Sunday, 8 May 2011

1994 Tony Di Bart: The Real Thing

While I can own up to have done a fair bit of clubbing during the early to mid nineties, I was never what you might call a 'professional clubber'. My choice of venue was always dictated by whoever was running the best deal on vodka, and the sort of club that would let me through the door weren't the kind of places to employ DJs who'd get in a lather over the latest 12 inch, white label remix. So seeing as this is a 1994 remix (of Di Bart's 1993 original) that generated exactly that kind of excitement amongst the hardcore, I feel self consciously unqualified to be commenting on it.
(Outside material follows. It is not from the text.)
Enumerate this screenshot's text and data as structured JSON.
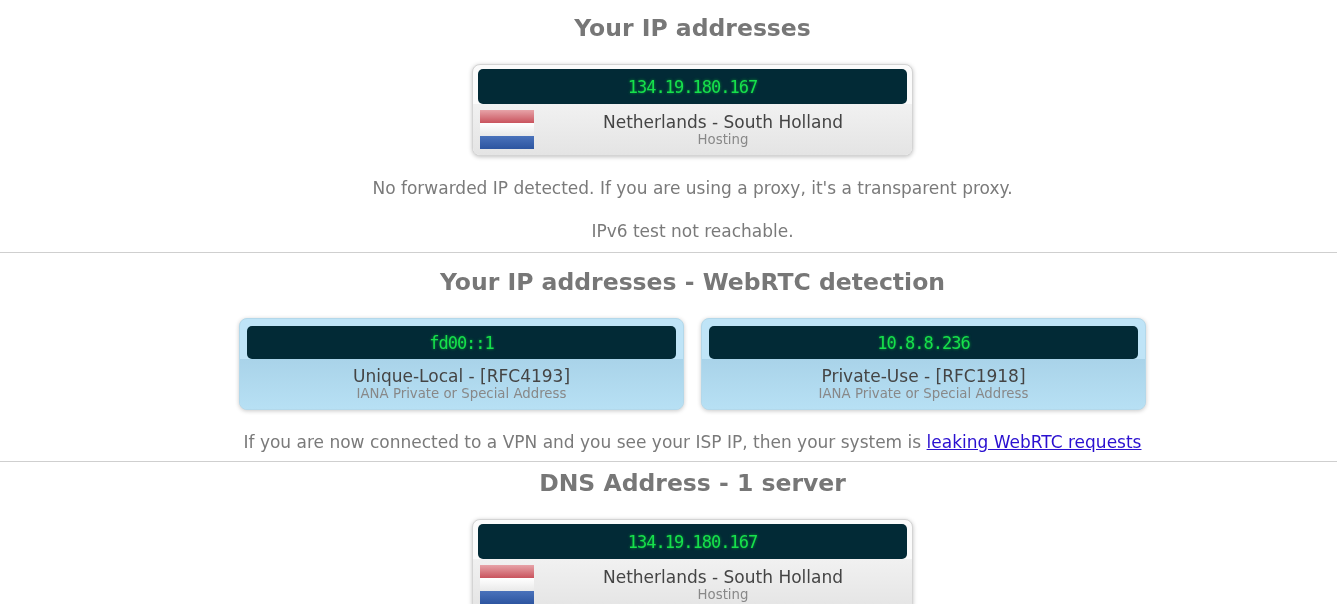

Despite the name and track's Italian house-lite feel, Di Bart was an English DJ who created his music Joe Meek style in a recording studio above the bathroom shop business that formed his day job. In its first incarnation, 'The Real Thing' had the straighter structure of basic pop; the remix added a set of dance remoulds in the form of an almost ambient groove that coaxed you onto the dancefloor instead of bludgeoning you there. But in so doing, 'The Real Thing' becomes too polite for its own purpose, too wordy for its own chilled moodiness and too inconsequential to be memorable; like the ripples from a small pebble tossed into a deep pond, 'The Real Thing' asks for nothing, gives nothing and drifts past me leaving no discernable impression save a shoulder shrugging indifference and a vague feeling of guilt that I don't have anything else to say about it. Except to comment that 1994 is not shaping up to be a vintage year.